Ineluctably drawn into her magnetic field, and the swirling, palpitating square ahead, he starts to fantasize about how he would talk to her, seduce her, rape her, love her, abandon her, cherish her were he, for example, a Brazen Rake, a Brutal Bohemian, a Sensitive Painter, or a Bald Mechanic, jumping from persona to persona as his imaginings become more and more feverish, while in his mind the girl goes through a similar series of transformations.
They, and others who emerge from the side alleys of his mind, strut their stuff, accost one another, argue, and shout until eventually they leave him, on a scorching Cairo street, peering after an infinite succession of receding, parallel clamorous worlds, from whose possibilities he must draw his own conclusions.
While excerpts from his first, unpublished novel The Twenty-Second Day appeared in Akhbar al-Adab in 2004, his first unpublished—as well—novel Al Dawa'er winning the Cultural Palaces prize 2004.

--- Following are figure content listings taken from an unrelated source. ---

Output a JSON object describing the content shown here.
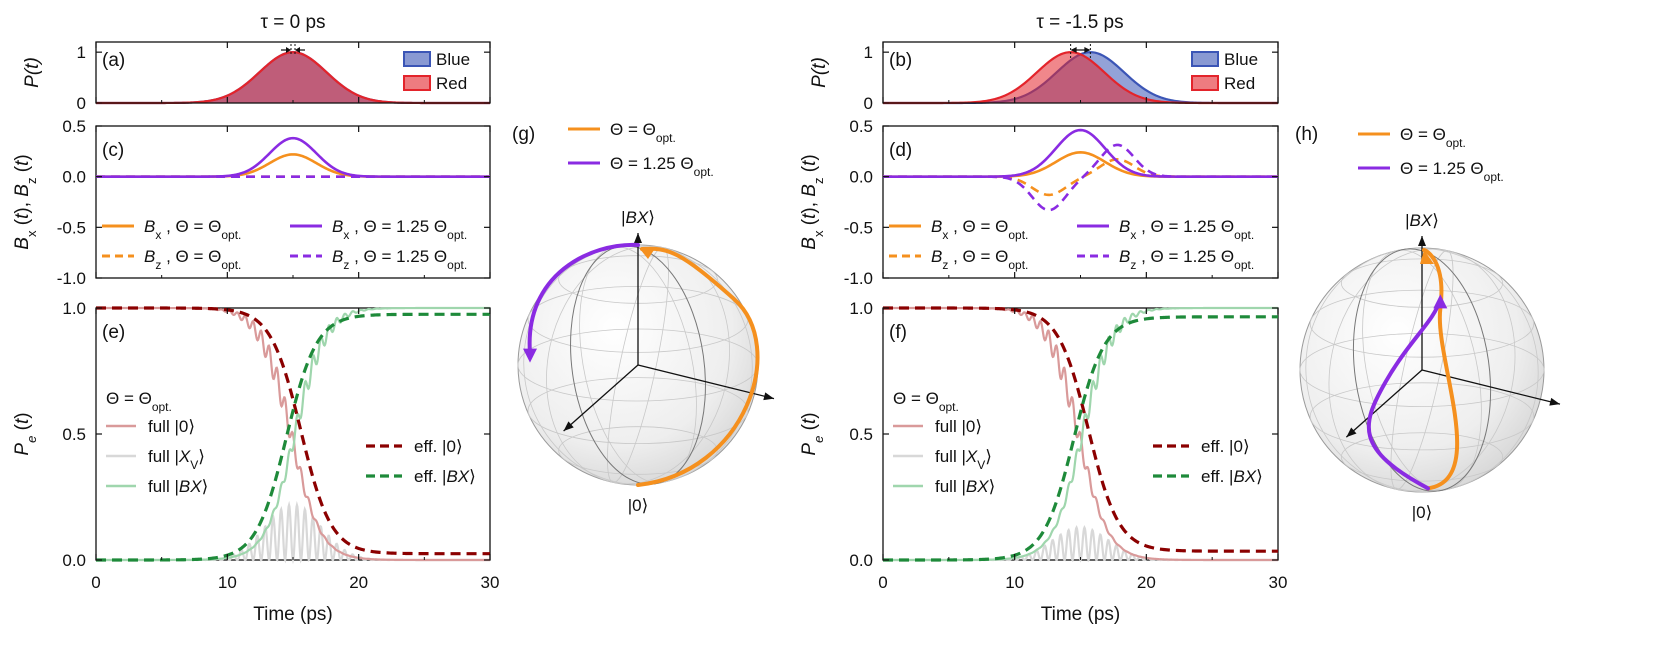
{
  "chart_data": {
    "type": "line",
    "columns": [
      {
        "id": "left",
        "title": "τ = 0 ps",
        "tau_ps": 0,
        "pulse_panel": {
          "label": "(a)",
          "ylabel": "P(t)",
          "ylim": [
            0,
            1.2
          ],
          "yticks": [
            0,
            1
          ],
          "legend": [
            "Blue",
            "Red"
          ],
          "series": [
            {
              "name": "Blue",
              "color": "#3b55b6",
              "center_ps": 15.0,
              "fwhm_ps": 6.0,
              "amplitude": 1.0
            },
            {
              "name": "Red",
              "color": "#e3242b",
              "center_ps": 15.0,
              "fwhm_ps": 6.0,
              "amplitude": 1.0
            }
          ]
        },
        "field_panel": {
          "label": "(c)",
          "ylabel": "Bx (t), Bz (t)",
          "ylim": [
            -1.0,
            0.5
          ],
          "yticks": [
            "-1.0",
            "-0.5",
            "0.0",
            "0.5"
          ],
          "legend": [
            {
              "key": "Bx",
              "theta": "Θ = Θopt.",
              "style": "solid",
              "color": "#f5901e"
            },
            {
              "key": "Bz",
              "theta": "Θ = Θopt.",
              "style": "dashed",
              "color": "#f5901e"
            },
            {
              "key": "Bx",
              "theta": "Θ = 1.25 Θopt.",
              "style": "solid",
              "color": "#8a2be2"
            },
            {
              "key": "Bz",
              "theta": "Θ = 1.25 Θopt.",
              "style": "dashed",
              "color": "#8a2be2"
            }
          ],
          "series": [
            {
              "name": "Bx, Θ = Θopt.",
              "color": "#f5901e",
              "style": "solid",
              "peak": 0.22,
              "center_ps": 15.0,
              "width_ps": 4.2
            },
            {
              "name": "Bz, Θ = Θopt.",
              "color": "#f5901e",
              "style": "dashed",
              "peak": 0.0
            },
            {
              "name": "Bx, Θ = 1.25 Θopt.",
              "color": "#8a2be2",
              "style": "solid",
              "peak": 0.38,
              "center_ps": 15.0,
              "width_ps": 4.2
            },
            {
              "name": "Bz, Θ = 1.25 Θopt.",
              "color": "#8a2be2",
              "style": "dashed",
              "peak": 0.0
            }
          ]
        },
        "population_panel": {
          "label": "(e)",
          "ylabel": "Pe (t)",
          "xlabel": "Time (ps)",
          "xlim": [
            0,
            30
          ],
          "xticks": [
            "0",
            "10",
            "20",
            "30"
          ],
          "ylim": [
            0,
            1
          ],
          "yticks": [
            "0.0",
            "0.5",
            "1.0"
          ],
          "theta_label": "Θ = Θopt.",
          "legend_full": [
            "full |0⟩",
            "full |XV⟩",
            "full |BX⟩"
          ],
          "legend_eff": [
            "eff. |0⟩",
            "eff. |BX⟩"
          ],
          "series": [
            {
              "name": "full |0⟩",
              "color": "#d99a9a",
              "final": 0.0
            },
            {
              "name": "full |XV⟩",
              "color": "#d8d8d8",
              "max": 0.22
            },
            {
              "name": "full |BX⟩",
              "color": "#9fd6ad",
              "final": 1.0
            },
            {
              "name": "eff. |0⟩",
              "color": "#8b0000",
              "final": 0.025
            },
            {
              "name": "eff. |BX⟩",
              "color": "#1e8a3a",
              "final": 0.975
            }
          ]
        },
        "bloch": {
          "label": "(g)",
          "top_state": "|BX⟩",
          "bottom_state": "|0⟩",
          "legend": [
            "Θ = Θopt.",
            "Θ = 1.25 Θopt."
          ]
        }
      },
      {
        "id": "right",
        "title": "τ = -1.5 ps",
        "tau_ps": -1.5,
        "pulse_panel": {
          "label": "(b)",
          "ylabel": "P(t)",
          "ylim": [
            0,
            1.2
          ],
          "yticks": [
            0,
            1
          ],
          "legend": [
            "Blue",
            "Red"
          ],
          "series": [
            {
              "name": "Blue",
              "color": "#3b55b6",
              "center_ps": 15.75,
              "fwhm_ps": 6.0,
              "amplitude": 1.0
            },
            {
              "name": "Red",
              "color": "#e3242b",
              "center_ps": 14.25,
              "fwhm_ps": 6.0,
              "amplitude": 1.0
            }
          ]
        },
        "field_panel": {
          "label": "(d)",
          "ylabel": "Bx (t), Bz (t)",
          "ylim": [
            -1.0,
            0.5
          ],
          "yticks": [
            "-1.0",
            "-0.5",
            "0.0",
            "0.5"
          ],
          "legend": [
            {
              "key": "Bx",
              "theta": "Θ = Θopt.",
              "style": "solid",
              "color": "#f5901e"
            },
            {
              "key": "Bz",
              "theta": "Θ = Θopt.",
              "style": "dashed",
              "color": "#f5901e"
            },
            {
              "key": "Bx",
              "theta": "Θ = 1.25 Θopt.",
              "style": "solid",
              "color": "#8a2be2"
            },
            {
              "key": "Bz",
              "theta": "Θ = 1.25 Θopt.",
              "style": "dashed",
              "color": "#8a2be2"
            }
          ],
          "series": [
            {
              "name": "Bx, Θ = Θopt.",
              "color": "#f5901e",
              "style": "solid",
              "peak": 0.24,
              "center_ps": 15.0,
              "width_ps": 4.4
            },
            {
              "name": "Bz, Θ = Θopt.",
              "color": "#f5901e",
              "style": "dashed",
              "peak": -0.18,
              "center_ps": 15.0,
              "width_ps": 3.0
            },
            {
              "name": "Bx, Θ = 1.25 Θopt.",
              "color": "#8a2be2",
              "style": "solid",
              "peak": 0.46,
              "center_ps": 15.0,
              "width_ps": 4.4
            },
            {
              "name": "Bz, Θ = 1.25 Θopt.",
              "color": "#8a2be2",
              "style": "dashed",
              "peak": -0.33,
              "center_ps": 15.0,
              "width_ps": 3.0
            }
          ]
        },
        "population_panel": {
          "label": "(f)",
          "ylabel": "Pe (t)",
          "xlabel": "Time (ps)",
          "xlim": [
            0,
            30
          ],
          "xticks": [
            "0",
            "10",
            "20",
            "30"
          ],
          "ylim": [
            0,
            1
          ],
          "yticks": [
            "0.0",
            "0.5",
            "1.0"
          ],
          "theta_label": "Θ = Θopt.",
          "legend_full": [
            "full |0⟩",
            "full |XV⟩",
            "full |BX⟩"
          ],
          "legend_eff": [
            "eff. |0⟩",
            "eff. |BX⟩"
          ],
          "series": [
            {
              "name": "full |0⟩",
              "color": "#d99a9a",
              "final": 0.0
            },
            {
              "name": "full |XV⟩",
              "color": "#d8d8d8",
              "max": 0.13
            },
            {
              "name": "full |BX⟩",
              "color": "#9fd6ad",
              "final": 1.0
            },
            {
              "name": "eff. |0⟩",
              "color": "#8b0000",
              "final": 0.035
            },
            {
              "name": "eff. |BX⟩",
              "color": "#1e8a3a",
              "final": 0.965
            }
          ]
        },
        "bloch": {
          "label": "(h)",
          "top_state": "|BX⟩",
          "bottom_state": "|0⟩",
          "legend": [
            "Θ = Θopt.",
            "Θ = 1.25 Θopt."
          ]
        }
      }
    ]
  }
}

The Gospel according to Adam breaks the conventional format of the novel, consisting as it does of a single 60-page-long paragraph that, like all good streams of consciousness, sweeps writer and reader on to no pre-ordained or predictable destination.
As a reviewer for Al-Ahram's literary page ( May 10, 2006) puts it, The Gospel according to Adam reflects "a social reality that has lost all certainties."